According to De Anza’s census (Spring 2016), 28 percent of De Anza students fall under the category of “low income.” Take those students into account; they would appreciate that you’re looking out for them and possibly saving them hundreds of dollars.

In fact, according to the California Community College Chancellor’s Office, over half of De Anza students receive the Board of Governors (BOG) fee waiver, making their education effectively tuition free, but ironically still leaving textbooks as their major expense.   

Prices can get very steep inside the De Anza bookstore. For example, the cheapest option for obtaining a PSYC 001 book is a $114.85 used rental, meaning you only have the book for about three months before returning it.

Other books, however, don’t even have a rental option and require you to permanently buy it. “Intercultural Communication In Contexts” for ICS 007, costs $187.05 new and $140.30 used.

When you’re finished with the book there’s no guarantee the library will buy it back, leaving you stuck with a book that may be useless if you won’t be studying ICS long-term. Students often get to the end of the quarter without opening textbooks for which they threw down hundreds of dollars.

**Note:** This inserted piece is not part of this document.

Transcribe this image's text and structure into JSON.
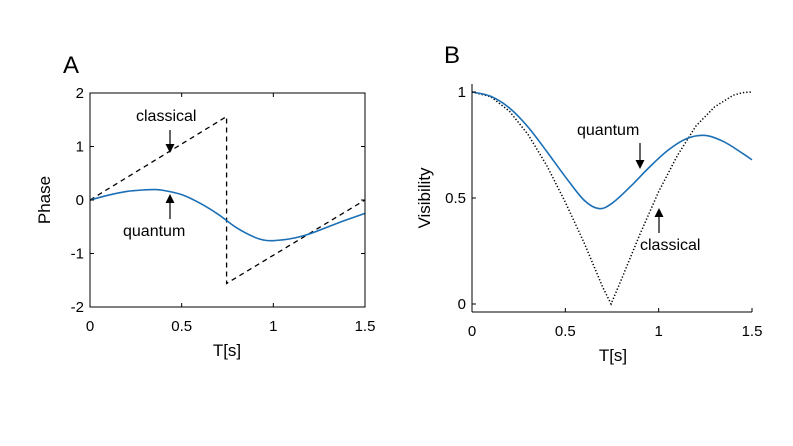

Graphic by Neil McClintick

Noticing the unused book at the bottom of your backpack, and realizing how much money we wasted, gives all of us headaches.

The idea of structuring curriculum around affordability is neither new nor radical; I have had professors who inform students ahead of time that the assigned book is not necessary. A rush of relief comes to me when an instructor tells me that I don’t have to pay for an expensive book.

Paying for unused books is infuriating for us. Perhaps consider scanning certain parts of the book (we won’t tell if you violate a few copyright laws) or finding cheaper or open sourced editions.

Not having to worry about expensive books allows us to focus more on learning. It makes our lives less stressful, therefore making it easier to do your jobs.